Another option is the semantic differential scale, which uses bipolar adjectives (e.g., good-bad, active-passive, positive-negative) to measure a participant’s reaction. Each item is followed by these adjectives, and the respondent selects their position on a scale with an odd number of intervals, ensuring that the middle point is neutral.

Typically, scales consist of five to seven intervals. For analysis, scores are summed similarly to the Likert scale (Polit & Beck, 2013). It’s essential to avoid treating Likert and semantic differential scale data as interval data. Instead, the Rasch model offers a more appropriate analysis method.
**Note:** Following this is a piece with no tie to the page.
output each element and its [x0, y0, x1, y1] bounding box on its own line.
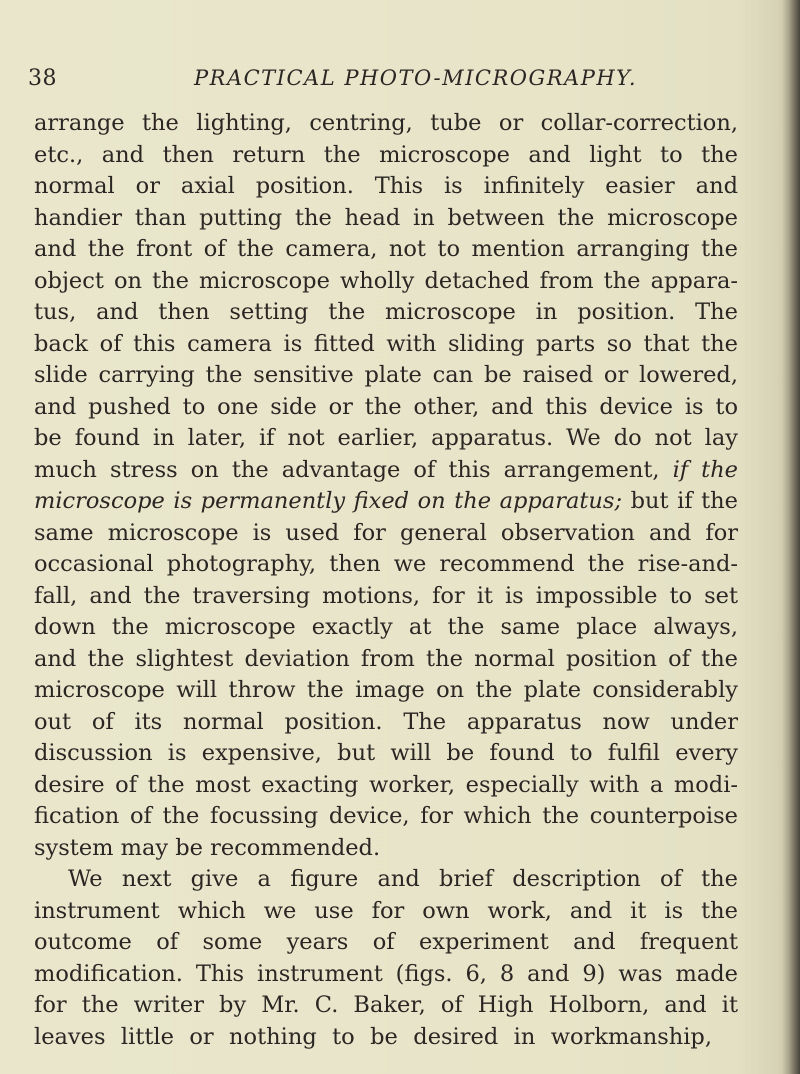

The Rasch model provides mathematical justification for treating Likert scale data as ordered categories, transforming raw data into interval scales based on empirical evidence rather than assumptions. This approach is more reliable than simply adding up ordinal data.

The Rasch model is the only model that offers the necessary objectivity for building scales independent of the respondent’s distribution of attributes (Bond & Fox, 2007). It is part of item response theory, which uses test scores and specific item responses to draw conclusions based on the mathematical relationship between abilities or attitudes and the respondent’s answers (Rudner, 2001). Through various diagnostic procedures, the Rasch model can assess the tool’s ability to measure both the author’s intent and the participant’s responses.

The design of a rating scale significantly impacts the quality of responses. The Rasch model’s diagnostic capabilities provide a powerful tool for creating, analyzing, and revising attitude scales, ensuring they are effective for evaluation.